Perhaps the greatest single advance made during process of invention of the flexible endoscope was the fabrication of glass-clad optical glass fibers. Although probably unknown except to a tiny percentage of gastroenterologists, light guides prior to this had been hampered by marked signal loss, low resolution, and coloration from the use of low-grade glass combined with unsuccessful attempts to coat each fiber with oils, metals, plastics, and lacquers in order to increase internal reflectivity [7]. It was known for over a century that light is totally internally reflected at the interface of materials of high and low refractivity at angles nearly parallel to the interface, and since 1951, that cladding of glass fiber with a material of a lower refractive index would decrease reflective loss [7]. Nevertheless, it was not until Larry Curtiss, an undergraduate working in a basement physics laboratory at the University of Michigan with Dr. Hirschowitz, then a GI fellow, inserted, against the advice of his advisors and “experts,” a rod of optical glass into a tube of low-refractive glass, melted them together in a furnace, drew them through a tiny hole, and famously wound them on a container of “Mother’s Oats” [2, 6, 7]. In this manner, the modern optical fiber was born. It was a matter of assembling and orienting these fibers and polishing their ends that enabled the production of the first modern high-resolution fiberoptic endoscope (Fig. 1). With this advance, the fiberoptic gastroscope and every other conceivable flexible optical transmission device could be manufactured. Dr. Wilcox will begin his tale where this one ends, in 1960, with the introduction of the first commercial fiberoptic endoscope, the American Cystoscopy Makers Model 4990.

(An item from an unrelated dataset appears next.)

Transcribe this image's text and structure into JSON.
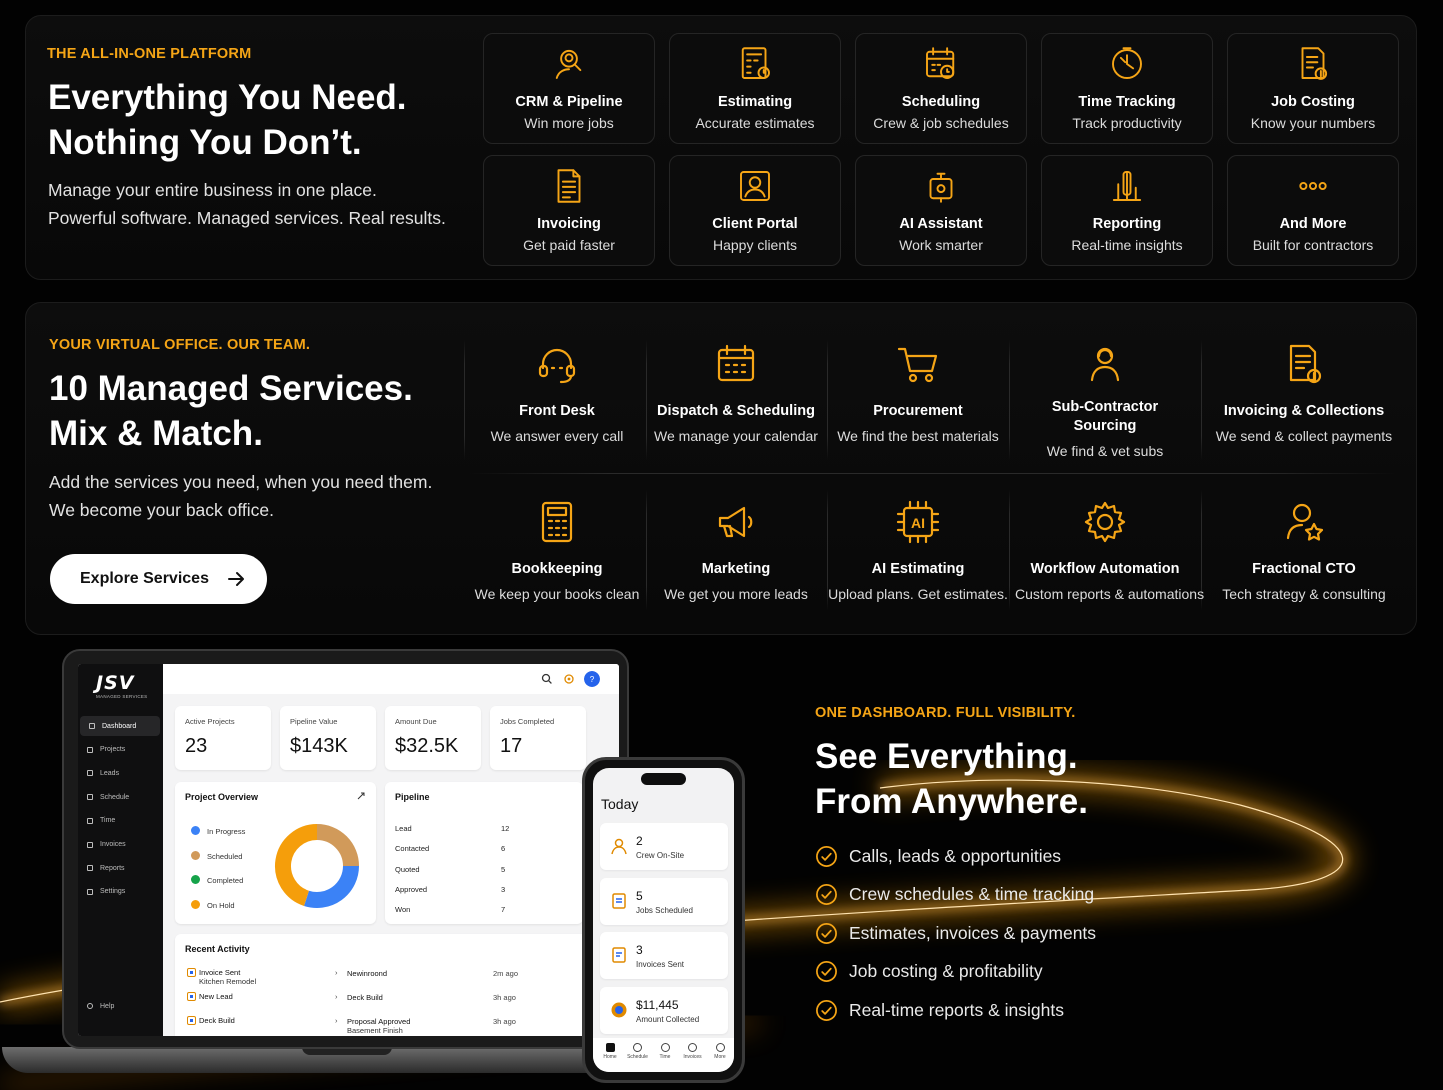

The fiberoptic endoscope revolutionized the practice of gastroenterology, as Dr. Wilcox will describe, enabling its practitioners to easily visualize areas that had previously only been visible to the surgeon or to the pathologist, and opening the field of diagnostic and therapeutic endoscopy. Although considered one of the most influential advances to medicine in the second half of the twentieth century, the overall significance of fiberoptics is so great that its contributions to medicine are a mere historical footnote. After Curtiss demonstrated the superiority of glass-clad fibers, many improvements followed, notably the use of fused silica for the core material developed by Charles Kuen Kao, who won the Nobel Prize in for his visionary development of fiberoptics for long-distance data transmission [7]. Although numerous improvements in the design and manufacture of fiberoptic cables have occurred since 1957 (Fig. 2; [8, 9]), the glass-clad fiber invented by the then teenaged Curtiss remains the industry standard for low-loss light transmission. Let us hope that junior investigators now and in the future will continue to show the creativity, persistence, foresight, and vision of Drs. Curtiss and Hirschowitz as they pioneer new breakthroughs that will further shift the paradigm.